I have come across many STIX documents that include units in the FileObject.size_in_bytes field (despite its name). For example, I have a bunch of STIX documents with size_in_bytes values like "123 bytes". Because python-cybox tries to convert this value to a long, I get an "invalid literal for long() with base 10" error. From a TAXII/STIX perspective, it's annoying to have an entire STIX package fail because of this.

I'm not sure what the "right" answer to this problem is, but even something as simple as stripping out "bytes" or "B" would be helpful. If you wanted to get fancy, you could also do conversions for things like "KB", "MB", etc.

brlogan commented 8 years ago

This issue was brought up again earlier this month on the cit-users list. While more granular exception handling would help us not lose the entire package, even just handling "bytes" in the field would be very helpful. Any thoughts on this?

Matthew Hall writes:

...when the code comes across a CybOX FileObj w/ a bogus Size_In_Bytes, the exception disrupts parsing the entire STIX Package not just the corrupted / invalid entity:
380058 bytes/FileObj:Size_In_Bytes ValueError: invalid literal for long() with base 10: '380058 bytes' File ".../venv/lib/python2.7/site-packages/cybox/common/properties.py", line 514, in _parse_value return long(value, 0) How can I perform a best-effort parse with python-stix in order to operate as properly as possible in such situations?

gtback commented 8 years ago

We could certainly strip out all non-digit characters. This would break for things like "KB", but content like that wouldn't have worked in the first place. I'm a bit hesitant to do anything more than that. One thing about the current approach is that it handles hex ("0x") numbers correctly, but would break with this naive approach. Side note: I think octal numbers would be OK, since a leading "0" (except for "0x") causes Python to interpret it as octal, even if it's not "0o".

brlogan commented 8 years ago

I have never seen hex or octal values in this field, but "bytes" seems to be pretty common. I don't think just stripping non-digit characters would be a good choice. I'd prefer to handle/convert for a few common cases (bytes, KB, MB, etc.) and continue triggering an exception for ambiguous values.

gtback commented 8 years ago

Thanks, @brlogan. One issues is that it is easiest to implement it for all UnsignedLongObjectPropertyType properties at the same time. A lot of the other fields are places where I would legitmately expect a "0x" prefix. I can see three basic solutions:

Implement custom logic for the size_in_bytes field.
If the value ends in bytes, remove the last 6 characters.
Strip all alphabetic characters (upper and lower) from the beginning and end of the string. Octal and hex values should be unaffected, since they start with 0, but it would handle all kinds of suffixes.

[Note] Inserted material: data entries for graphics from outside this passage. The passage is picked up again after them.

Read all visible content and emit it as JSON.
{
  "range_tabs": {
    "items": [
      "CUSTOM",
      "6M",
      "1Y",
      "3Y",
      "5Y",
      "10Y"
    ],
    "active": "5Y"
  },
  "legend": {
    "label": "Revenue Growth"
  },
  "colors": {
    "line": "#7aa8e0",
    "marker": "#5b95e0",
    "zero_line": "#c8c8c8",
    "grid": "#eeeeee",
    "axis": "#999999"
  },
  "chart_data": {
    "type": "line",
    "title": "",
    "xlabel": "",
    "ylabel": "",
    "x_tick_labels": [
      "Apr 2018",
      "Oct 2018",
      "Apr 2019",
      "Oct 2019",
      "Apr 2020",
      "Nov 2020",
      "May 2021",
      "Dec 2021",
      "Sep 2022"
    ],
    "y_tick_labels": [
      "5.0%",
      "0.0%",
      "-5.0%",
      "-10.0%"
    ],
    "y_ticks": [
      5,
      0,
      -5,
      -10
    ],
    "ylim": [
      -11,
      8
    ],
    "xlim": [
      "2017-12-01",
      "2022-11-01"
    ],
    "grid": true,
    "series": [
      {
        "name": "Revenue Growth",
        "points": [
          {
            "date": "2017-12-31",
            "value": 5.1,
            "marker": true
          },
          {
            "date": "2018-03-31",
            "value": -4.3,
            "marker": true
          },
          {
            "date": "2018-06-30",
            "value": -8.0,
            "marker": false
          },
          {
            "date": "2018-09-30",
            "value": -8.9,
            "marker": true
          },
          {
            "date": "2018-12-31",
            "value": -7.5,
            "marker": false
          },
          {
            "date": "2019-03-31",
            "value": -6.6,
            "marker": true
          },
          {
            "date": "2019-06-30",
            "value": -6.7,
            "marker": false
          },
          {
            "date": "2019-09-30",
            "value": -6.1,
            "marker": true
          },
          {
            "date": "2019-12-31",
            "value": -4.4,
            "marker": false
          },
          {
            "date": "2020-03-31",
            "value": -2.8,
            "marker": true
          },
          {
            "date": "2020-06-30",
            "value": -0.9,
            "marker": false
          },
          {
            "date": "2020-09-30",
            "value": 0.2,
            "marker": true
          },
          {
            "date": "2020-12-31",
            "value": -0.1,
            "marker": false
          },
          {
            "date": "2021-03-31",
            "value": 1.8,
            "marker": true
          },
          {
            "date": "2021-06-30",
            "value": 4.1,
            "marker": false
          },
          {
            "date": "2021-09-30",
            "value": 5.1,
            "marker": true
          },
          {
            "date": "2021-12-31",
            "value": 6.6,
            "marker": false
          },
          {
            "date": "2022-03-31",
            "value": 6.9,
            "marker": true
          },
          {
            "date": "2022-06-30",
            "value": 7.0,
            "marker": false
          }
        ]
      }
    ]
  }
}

I'm leaning towards the third, but it could be overkill. Thoughts?

brlogan commented 8 years ago

I'm not sure that the third option is the better way to go. If we strip something like "MB" or "KB" from the end of the string and just use the numeric value as if it were bytes, then we are working with incorrect data. An error may be better in that case. Further, if you strip letters from the end, you may change the hex value. If someone is up to it, implementing some custom logic would be really nice, but with the frequency I've come across "bytes" in that field, I'd be happy with just the middle option.